River Hare 2012
print, paper, woodcut
pattern
landscape
figuration
paper
folk-art
woodcut
Curator: Immediately, the whole thing feels… airborne. Floating, even, against this muted sky. Editor: We're looking at "River Hare," a 2012 print by Giuliana Lazzerini, using woodcut on paper. Curator: It's the colors, too. That gentle blue fighting for dominance with the raw umber, like dawn after a restless dream. There's this bold, almost violent leaping hare, though – dark as sin – mid-flight over what appears to be a floral meadow. Editor: The textures from the woodcut really add to the material narrative. You can practically feel the grain in the paper. There’s a roughness, an earthiness that belies the subject matter, this fleeting hare bounding through an ethereal space. Curator: I find this print unsettling but beautiful; I want to decipher the hare’s desperation to escape, but its trajectory looks awkward, which amplifies its odd charm. It’s also so…primitive, reminiscent of folk art. Editor: It’s intriguing to consider this folk-art aspect in the context of printmaking, which, of course, carries its own complicated history concerning labor and mass production. Here, Lazzerini combines something deeply traditional with those associations. Curator: It definitely possesses a charm that softens the harsh edges. Like a memory re-imagined as a fairy tale—a touch menacing but mostly innocent.
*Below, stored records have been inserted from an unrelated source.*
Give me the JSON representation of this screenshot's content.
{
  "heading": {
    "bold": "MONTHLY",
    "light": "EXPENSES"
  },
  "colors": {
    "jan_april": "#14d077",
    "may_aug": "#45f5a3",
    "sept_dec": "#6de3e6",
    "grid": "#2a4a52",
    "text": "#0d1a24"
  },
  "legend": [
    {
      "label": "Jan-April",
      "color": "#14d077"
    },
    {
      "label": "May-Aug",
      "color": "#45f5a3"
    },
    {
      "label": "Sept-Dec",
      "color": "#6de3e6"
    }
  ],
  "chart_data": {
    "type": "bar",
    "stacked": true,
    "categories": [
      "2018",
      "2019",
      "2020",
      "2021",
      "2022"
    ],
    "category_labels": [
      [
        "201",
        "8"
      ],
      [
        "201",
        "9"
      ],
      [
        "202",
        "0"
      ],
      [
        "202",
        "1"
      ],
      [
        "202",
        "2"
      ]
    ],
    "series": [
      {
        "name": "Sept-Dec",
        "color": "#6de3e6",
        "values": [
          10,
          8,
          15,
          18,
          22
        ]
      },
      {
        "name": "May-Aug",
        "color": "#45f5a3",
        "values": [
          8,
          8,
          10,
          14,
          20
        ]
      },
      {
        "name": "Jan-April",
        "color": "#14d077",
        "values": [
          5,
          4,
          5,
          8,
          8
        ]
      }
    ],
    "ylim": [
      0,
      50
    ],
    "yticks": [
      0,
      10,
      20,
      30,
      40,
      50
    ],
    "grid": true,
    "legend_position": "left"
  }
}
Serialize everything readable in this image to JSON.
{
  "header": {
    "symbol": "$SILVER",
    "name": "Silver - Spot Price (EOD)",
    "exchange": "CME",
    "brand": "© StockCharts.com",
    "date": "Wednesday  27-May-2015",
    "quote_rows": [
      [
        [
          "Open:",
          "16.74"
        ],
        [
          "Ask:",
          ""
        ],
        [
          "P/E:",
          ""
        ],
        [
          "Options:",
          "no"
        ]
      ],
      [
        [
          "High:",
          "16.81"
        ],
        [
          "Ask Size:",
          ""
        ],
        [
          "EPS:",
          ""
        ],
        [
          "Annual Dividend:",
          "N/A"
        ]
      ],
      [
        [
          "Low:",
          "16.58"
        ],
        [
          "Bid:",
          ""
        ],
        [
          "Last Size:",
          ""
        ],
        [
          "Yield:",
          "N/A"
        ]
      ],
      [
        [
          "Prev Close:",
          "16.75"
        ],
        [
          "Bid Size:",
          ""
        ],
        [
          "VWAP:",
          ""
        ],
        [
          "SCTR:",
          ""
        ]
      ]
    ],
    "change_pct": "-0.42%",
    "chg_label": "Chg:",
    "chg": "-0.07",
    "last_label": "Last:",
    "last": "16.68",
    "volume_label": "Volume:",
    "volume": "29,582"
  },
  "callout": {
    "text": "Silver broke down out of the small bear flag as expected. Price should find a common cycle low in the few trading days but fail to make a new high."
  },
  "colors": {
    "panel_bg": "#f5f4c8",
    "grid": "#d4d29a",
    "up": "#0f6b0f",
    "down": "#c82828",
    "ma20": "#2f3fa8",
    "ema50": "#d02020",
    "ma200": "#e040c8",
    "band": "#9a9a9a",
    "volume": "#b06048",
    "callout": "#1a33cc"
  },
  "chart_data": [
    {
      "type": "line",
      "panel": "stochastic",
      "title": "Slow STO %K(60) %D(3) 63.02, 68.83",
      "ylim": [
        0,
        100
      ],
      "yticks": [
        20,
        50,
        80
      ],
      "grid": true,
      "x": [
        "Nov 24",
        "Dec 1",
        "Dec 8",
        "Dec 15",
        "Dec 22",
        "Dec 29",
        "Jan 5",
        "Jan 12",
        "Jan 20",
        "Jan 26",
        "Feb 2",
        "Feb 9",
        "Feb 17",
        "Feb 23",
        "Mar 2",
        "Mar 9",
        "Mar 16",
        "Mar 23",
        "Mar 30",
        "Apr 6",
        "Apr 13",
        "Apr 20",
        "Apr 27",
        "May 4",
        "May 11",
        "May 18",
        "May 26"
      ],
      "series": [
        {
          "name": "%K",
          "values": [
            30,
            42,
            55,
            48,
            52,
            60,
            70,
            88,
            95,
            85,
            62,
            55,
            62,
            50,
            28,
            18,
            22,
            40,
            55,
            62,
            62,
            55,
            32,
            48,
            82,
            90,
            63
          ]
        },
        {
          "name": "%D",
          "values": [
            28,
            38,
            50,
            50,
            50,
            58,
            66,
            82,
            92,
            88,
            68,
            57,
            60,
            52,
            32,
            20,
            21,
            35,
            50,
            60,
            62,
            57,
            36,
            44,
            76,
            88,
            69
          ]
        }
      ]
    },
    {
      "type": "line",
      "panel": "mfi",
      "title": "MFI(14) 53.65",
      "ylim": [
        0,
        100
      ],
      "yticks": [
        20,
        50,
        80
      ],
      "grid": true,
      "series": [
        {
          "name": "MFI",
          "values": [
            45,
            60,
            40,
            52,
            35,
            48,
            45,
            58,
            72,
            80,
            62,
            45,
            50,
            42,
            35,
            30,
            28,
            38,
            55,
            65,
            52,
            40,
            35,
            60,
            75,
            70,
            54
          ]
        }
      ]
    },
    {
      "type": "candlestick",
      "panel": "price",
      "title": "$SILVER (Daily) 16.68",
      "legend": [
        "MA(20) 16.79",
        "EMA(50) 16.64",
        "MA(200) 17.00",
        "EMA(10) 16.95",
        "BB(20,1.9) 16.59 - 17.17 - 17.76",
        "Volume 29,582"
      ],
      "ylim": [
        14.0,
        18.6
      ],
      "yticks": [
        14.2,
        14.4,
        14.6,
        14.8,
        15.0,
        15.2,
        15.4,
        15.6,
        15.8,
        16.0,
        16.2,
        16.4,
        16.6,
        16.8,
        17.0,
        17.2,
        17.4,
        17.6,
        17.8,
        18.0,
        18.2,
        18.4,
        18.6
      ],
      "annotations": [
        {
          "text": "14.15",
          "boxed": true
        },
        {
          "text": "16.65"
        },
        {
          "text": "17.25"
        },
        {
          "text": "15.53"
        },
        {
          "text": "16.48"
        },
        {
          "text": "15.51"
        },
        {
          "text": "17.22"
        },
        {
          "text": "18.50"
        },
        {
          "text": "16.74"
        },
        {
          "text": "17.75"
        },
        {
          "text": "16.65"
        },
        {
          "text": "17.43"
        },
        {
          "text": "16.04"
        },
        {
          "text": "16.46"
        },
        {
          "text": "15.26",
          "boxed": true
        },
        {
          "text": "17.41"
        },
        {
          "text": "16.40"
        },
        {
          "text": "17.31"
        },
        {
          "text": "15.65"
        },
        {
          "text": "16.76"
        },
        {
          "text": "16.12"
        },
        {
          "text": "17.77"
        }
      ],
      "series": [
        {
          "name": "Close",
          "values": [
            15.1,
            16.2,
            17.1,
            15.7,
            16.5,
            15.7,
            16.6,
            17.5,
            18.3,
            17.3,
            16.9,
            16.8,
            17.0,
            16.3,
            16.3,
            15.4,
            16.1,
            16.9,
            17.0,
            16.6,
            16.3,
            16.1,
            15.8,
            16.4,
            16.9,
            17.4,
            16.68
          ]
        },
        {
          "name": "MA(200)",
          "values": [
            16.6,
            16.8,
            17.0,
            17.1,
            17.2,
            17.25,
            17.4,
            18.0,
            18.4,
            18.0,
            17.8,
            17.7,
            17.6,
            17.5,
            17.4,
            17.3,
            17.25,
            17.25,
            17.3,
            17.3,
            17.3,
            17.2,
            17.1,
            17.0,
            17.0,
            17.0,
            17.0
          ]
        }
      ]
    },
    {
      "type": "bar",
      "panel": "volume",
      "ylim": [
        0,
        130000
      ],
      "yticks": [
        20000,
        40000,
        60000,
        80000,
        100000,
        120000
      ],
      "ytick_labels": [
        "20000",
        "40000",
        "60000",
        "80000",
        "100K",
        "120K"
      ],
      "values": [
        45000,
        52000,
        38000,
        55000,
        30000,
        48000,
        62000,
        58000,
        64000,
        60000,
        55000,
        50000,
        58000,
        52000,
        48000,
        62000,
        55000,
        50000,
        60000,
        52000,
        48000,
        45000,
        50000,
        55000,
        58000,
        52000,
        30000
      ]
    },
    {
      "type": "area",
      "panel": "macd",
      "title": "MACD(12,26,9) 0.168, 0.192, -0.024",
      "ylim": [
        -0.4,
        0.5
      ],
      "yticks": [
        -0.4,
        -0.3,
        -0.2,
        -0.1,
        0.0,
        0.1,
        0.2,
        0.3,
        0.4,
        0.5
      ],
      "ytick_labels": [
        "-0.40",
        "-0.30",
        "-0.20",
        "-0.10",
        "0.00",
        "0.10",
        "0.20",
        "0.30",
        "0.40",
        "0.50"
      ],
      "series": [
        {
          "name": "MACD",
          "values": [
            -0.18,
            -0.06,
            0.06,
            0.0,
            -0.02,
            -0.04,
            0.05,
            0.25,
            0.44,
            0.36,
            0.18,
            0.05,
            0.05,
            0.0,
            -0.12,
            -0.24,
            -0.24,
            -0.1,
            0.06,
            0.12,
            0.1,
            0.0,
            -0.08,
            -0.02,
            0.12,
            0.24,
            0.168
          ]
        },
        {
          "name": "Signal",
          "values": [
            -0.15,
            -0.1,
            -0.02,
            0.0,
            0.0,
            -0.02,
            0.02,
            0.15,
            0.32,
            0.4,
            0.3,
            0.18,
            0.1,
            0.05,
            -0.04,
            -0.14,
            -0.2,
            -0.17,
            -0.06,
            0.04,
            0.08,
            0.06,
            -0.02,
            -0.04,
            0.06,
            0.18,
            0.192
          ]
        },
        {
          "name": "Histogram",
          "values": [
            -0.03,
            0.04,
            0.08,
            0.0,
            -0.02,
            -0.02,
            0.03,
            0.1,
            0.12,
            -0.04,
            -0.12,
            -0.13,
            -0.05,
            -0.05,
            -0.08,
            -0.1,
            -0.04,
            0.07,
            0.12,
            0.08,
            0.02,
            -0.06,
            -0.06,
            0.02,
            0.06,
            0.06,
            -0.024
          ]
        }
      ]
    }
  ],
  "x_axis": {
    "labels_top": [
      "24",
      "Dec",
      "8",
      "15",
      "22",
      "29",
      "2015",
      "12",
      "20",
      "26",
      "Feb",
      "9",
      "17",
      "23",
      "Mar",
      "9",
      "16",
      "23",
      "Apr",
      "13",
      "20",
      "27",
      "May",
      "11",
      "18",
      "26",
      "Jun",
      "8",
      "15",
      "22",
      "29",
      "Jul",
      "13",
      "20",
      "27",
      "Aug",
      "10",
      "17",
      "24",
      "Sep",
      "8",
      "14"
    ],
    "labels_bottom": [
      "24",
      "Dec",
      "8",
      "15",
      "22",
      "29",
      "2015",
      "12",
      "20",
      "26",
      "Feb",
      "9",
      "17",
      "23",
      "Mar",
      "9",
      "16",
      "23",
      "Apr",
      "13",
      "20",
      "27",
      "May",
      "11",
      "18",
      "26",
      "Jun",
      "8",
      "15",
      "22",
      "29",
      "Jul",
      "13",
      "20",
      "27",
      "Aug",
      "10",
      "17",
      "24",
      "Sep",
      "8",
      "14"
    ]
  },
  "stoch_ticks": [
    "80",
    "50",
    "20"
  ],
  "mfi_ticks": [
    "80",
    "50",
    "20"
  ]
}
What stays with you, really, is that tension, that inherent battle for harmony. Editor: Absolutely. Thinking about Lazzerini's choices regarding process and imagery prompts me to examine how meaning itself is constructed layer upon layer, much like a woodcut. Curator: Yes, something about the printmaking aspect echoes the inherent layers in dreams as well. Thanks for opening up new perspectives. Editor: It was wonderful examining it with you—materiality and dreamy introspection. It makes for such compelling artwork.